Serial0/0 is up, line protocol is up
Hardware is PQUICC with Fractional T1 CSU/DSU
MTU 1500 bytes, BW 1544 Kbit, DLY 20000 usec,
reliability 255/255, txload 22/255, rxload 41/255
Encapsulation FRAME-RELAY, loopback not set
Keepalive set (10 sec)
LMI enq sent 6767, LMI stat recvd 6767, LMI upd recvd 0, DTE LMI up
LMI enq recvd 0, LMI stat sent 0, LMI upd sent 0
LMI DLCI 0 LMI type is ANSI Annex D frame relay DTE
FR SVC disabled, LAPF state down
Broadcast queue 0/64, broadcasts sent/dropped 0/0, interface broadcasts 0
Last input 00:00:03, output 00:00:00, output hang never
Last clearing of "show interface" counters 18:47:51
Input queue: 0/75/0/0 (size/max/drops/flushes); Total output drops: 1338
Queueing strategy: dual fifo
Output queue: high size/max/dropped 0/256/0
Output queue: 0/128 (size/max)
30 second input rate 254000 bits/sec, 105 packets/sec
30 second output rate 136000 bits/sec, 118 packets/sec
10010363 packets input, 1590347999 bytes, 0 no buffer
Received 0 broadcasts, 0 runts, 0 giants, 0 throttles
0 input errors, 0 CRC, 0 frame, 0 overrun, 0 ignored, 0 abort
13303822 packets output, 1729556491 bytes, 0 underruns
0 output errors, 0 collisions, 0 interface resets
0 output buffer failures, 0 output buffers swapped out
0 carrier transitions
DCD=up DSR=up DTR=up RTS=up CTS=up


Show policy interface:

Serial0/0.16: DLCI 16 -

Service-policy output: QoS-Policy

Class-map: VoIP-RTP (match-all)
526261 packets, 106998995 bytes
30 second offered rate 81000 bps, drop rate 0 bps
Match: access-group 105
Queueing
Strict Priority
Output Queue: Conversation 72
Bandwidth 500 (kbps) Burst 12500 (Bytes)
(pkts matched/bytes matched) 526261/87169436
(total drops/bytes drops) 0/0

Class-map: class-default (match-any)
8576970 packets, 1765647356 bytes
30 second offered rate 320000 bps, drop rate 0 bps
Match: any
Queueing
Flow Based Fair Queueing
Maximum Number of Hashed Queues 64
(total queued/total drops/no-buffer drops) 0/315/0

Thanks for your help!! I've been struggling with this forever!!
 
Fractional T1, frame relay---what bandwidth does the telco guarantee? If it's 768, then maybe try lowering the bandwidth on the serial interface to whatever the max guaranteed bw from the telco is. Other than that, you got me! Sorry.

Tim
 
Do you really need to know what is being dropped? If something is being dropped that shouldn't be, put it in a higher-priority queue.

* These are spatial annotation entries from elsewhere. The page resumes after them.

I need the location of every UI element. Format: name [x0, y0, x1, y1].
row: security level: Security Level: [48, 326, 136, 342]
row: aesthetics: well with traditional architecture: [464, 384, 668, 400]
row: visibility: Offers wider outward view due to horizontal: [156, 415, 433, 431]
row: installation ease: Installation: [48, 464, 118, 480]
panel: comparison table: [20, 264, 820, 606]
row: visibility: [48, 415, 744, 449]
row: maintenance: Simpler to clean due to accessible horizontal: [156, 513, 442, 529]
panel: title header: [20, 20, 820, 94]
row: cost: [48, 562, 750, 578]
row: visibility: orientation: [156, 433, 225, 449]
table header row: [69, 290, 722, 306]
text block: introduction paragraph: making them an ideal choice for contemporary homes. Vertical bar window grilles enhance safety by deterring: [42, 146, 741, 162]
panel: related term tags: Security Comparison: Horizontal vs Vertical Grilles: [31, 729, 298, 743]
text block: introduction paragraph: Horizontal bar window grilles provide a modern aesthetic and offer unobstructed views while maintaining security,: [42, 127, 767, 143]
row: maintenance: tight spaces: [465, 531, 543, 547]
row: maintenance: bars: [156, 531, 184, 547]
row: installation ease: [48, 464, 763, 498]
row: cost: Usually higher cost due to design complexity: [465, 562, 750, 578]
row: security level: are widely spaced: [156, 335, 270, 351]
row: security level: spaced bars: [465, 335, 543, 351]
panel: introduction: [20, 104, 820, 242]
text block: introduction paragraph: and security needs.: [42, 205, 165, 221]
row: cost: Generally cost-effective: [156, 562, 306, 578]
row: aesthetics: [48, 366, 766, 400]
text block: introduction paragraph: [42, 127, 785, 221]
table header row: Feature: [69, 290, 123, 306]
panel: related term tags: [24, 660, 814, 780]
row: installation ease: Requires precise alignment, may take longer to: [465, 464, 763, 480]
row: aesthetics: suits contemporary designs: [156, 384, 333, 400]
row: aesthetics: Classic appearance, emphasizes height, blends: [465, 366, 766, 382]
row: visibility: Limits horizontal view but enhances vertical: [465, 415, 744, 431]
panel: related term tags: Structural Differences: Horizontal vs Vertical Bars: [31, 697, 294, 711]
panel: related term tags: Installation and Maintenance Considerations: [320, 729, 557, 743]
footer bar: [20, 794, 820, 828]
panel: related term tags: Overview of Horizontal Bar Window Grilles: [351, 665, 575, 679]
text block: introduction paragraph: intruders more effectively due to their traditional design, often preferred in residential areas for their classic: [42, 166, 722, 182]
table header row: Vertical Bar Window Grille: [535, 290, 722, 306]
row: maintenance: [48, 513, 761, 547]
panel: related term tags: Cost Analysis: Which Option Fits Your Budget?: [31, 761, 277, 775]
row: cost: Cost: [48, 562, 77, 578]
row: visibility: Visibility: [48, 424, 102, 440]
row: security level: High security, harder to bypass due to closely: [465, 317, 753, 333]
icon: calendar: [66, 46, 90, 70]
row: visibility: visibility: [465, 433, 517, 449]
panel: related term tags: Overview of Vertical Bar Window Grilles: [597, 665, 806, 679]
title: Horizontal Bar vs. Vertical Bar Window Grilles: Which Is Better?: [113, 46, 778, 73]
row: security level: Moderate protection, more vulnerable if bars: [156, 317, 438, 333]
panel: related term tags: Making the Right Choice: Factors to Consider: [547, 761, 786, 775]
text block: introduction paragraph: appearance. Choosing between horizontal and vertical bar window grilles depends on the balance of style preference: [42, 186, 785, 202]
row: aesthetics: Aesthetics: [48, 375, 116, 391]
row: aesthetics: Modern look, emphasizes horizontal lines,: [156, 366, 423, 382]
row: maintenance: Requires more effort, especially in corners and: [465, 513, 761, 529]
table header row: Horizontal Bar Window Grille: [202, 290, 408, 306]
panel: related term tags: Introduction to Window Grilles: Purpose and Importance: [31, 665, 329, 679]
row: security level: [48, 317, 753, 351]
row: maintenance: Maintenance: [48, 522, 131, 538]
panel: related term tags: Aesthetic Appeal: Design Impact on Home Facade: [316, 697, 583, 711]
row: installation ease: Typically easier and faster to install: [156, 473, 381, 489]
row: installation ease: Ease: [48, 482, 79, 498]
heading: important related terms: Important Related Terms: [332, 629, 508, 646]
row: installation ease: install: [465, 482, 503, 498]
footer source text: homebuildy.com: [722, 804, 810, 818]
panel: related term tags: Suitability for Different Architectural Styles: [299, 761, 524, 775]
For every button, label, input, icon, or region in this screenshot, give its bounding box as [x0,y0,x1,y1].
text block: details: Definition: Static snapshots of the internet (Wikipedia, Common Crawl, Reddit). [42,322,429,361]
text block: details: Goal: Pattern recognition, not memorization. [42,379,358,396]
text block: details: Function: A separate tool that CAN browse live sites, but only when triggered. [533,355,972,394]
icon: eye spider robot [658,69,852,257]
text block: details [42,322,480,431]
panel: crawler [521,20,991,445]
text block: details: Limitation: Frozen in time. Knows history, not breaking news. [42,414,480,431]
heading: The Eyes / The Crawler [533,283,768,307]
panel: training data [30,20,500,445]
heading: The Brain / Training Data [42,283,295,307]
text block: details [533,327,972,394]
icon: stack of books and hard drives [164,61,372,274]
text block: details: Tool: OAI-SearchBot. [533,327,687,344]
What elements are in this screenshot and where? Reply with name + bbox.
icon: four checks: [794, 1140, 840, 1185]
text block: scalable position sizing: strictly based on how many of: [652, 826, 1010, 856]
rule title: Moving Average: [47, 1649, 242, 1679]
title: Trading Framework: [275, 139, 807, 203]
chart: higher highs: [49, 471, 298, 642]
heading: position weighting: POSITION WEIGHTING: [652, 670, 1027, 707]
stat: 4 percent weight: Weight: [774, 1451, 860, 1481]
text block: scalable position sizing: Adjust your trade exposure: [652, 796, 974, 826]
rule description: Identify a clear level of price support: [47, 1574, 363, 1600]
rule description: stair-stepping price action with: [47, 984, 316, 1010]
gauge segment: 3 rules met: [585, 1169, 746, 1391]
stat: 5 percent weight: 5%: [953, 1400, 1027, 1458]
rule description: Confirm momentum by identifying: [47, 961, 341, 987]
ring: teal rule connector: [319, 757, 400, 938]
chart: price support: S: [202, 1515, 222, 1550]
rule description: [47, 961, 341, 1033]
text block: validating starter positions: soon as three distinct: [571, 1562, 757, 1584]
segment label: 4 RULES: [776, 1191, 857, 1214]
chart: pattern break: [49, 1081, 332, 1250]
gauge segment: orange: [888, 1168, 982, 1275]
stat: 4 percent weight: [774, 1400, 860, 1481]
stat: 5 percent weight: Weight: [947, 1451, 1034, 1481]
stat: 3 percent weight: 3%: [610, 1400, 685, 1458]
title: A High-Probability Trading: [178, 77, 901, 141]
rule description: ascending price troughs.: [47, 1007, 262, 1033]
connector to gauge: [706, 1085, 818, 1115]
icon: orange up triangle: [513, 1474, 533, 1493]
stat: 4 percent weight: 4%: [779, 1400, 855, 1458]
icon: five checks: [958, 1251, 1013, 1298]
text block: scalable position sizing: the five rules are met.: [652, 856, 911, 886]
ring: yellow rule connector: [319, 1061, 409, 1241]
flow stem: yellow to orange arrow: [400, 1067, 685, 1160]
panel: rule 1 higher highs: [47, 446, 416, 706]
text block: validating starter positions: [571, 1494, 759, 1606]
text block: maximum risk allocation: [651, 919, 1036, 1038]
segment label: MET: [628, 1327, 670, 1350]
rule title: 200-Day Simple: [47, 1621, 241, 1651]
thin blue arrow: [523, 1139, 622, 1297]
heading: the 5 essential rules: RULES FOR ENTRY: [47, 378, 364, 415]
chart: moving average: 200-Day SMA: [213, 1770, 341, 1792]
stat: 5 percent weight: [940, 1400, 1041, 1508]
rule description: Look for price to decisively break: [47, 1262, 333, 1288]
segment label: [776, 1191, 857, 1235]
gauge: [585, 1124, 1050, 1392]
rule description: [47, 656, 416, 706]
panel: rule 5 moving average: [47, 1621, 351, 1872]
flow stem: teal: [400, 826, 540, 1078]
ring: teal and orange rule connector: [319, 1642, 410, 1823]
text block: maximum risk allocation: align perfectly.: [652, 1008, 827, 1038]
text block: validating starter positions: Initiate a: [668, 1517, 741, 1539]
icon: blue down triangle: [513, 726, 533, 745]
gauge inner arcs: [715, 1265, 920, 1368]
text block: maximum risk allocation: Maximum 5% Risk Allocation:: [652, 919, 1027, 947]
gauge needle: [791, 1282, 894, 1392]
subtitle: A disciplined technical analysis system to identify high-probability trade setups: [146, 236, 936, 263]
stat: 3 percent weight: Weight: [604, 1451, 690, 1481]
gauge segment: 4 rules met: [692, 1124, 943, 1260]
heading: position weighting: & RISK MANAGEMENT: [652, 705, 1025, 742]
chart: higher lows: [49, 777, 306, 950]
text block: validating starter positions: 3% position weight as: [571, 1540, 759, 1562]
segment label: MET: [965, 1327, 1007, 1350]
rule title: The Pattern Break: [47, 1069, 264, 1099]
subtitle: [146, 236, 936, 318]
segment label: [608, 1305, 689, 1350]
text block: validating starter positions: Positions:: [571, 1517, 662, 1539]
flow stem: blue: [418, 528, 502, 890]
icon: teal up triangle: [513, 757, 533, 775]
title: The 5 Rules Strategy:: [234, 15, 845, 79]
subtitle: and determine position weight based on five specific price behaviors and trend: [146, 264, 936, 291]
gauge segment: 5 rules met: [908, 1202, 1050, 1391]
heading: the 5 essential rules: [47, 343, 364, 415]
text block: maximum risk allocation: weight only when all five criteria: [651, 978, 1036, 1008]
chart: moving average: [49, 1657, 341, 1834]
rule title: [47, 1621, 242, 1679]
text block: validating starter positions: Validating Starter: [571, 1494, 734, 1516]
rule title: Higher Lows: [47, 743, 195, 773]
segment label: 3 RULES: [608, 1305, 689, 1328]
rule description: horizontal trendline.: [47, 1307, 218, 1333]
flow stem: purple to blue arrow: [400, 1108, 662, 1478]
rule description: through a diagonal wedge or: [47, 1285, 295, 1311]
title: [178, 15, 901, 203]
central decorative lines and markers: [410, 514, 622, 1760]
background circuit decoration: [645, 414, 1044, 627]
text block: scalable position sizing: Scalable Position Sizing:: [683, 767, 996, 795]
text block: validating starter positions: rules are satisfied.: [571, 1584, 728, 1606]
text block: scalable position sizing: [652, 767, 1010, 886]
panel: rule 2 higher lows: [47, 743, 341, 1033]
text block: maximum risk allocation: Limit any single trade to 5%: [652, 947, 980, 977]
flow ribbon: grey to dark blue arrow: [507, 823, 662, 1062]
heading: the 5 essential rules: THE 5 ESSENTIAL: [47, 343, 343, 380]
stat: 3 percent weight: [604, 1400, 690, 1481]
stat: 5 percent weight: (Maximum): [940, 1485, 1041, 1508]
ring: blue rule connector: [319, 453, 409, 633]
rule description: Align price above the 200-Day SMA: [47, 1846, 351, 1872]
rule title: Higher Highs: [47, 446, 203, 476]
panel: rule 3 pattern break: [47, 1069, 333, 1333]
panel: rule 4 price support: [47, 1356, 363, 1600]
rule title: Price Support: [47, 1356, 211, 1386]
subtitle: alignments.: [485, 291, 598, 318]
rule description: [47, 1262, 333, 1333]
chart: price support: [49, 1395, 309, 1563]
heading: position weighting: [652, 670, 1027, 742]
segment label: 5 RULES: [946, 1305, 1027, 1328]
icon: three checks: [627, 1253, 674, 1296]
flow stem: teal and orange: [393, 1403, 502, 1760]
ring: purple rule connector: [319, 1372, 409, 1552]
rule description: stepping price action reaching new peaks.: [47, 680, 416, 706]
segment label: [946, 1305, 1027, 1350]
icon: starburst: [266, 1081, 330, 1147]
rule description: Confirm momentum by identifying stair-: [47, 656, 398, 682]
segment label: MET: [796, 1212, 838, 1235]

What you're demonstrating is that your queue configuration is working. At some point, there is more traffic to transmit that there is bandwidth available. Something must be dropped, so the router is passing your high priority traffic while dropping some traffic from the default queue.

This is the expected behavior, and it's especially irrelevant if the traffic being dropped is TCP, since those packets will be retransmitted by the sending host. Why do you need to know precisely which packets are being dropped?
 
Yeah, i'd really like to know what's being dropped. I've got a number of services using the link and im having trouble with disconnected sessions, incomplete faxes, echo during voip calls and other small issues. As you can see, ive got priority queues setup for VoIP traffic, which is by far the most important service.

I'd just really like to see exactly whats being dropped so i can get it into its own queue with a piece of reserved bandwidth or whatever..
 
I asked about this somewhere else and got a really good idea. Does your router support NetFlow switching? If so, turn it on by using "ip route-cache flow" on all interfaces, not just the interface you want to watch. Then, do a "show ip cache flow" and look for packets destined for a Null0 interface: those are your dropped packets.

Let me know if it works for you.

John
 
yeah.. it does support Netflow, i had that on there for a while. I'll check it out, thanks!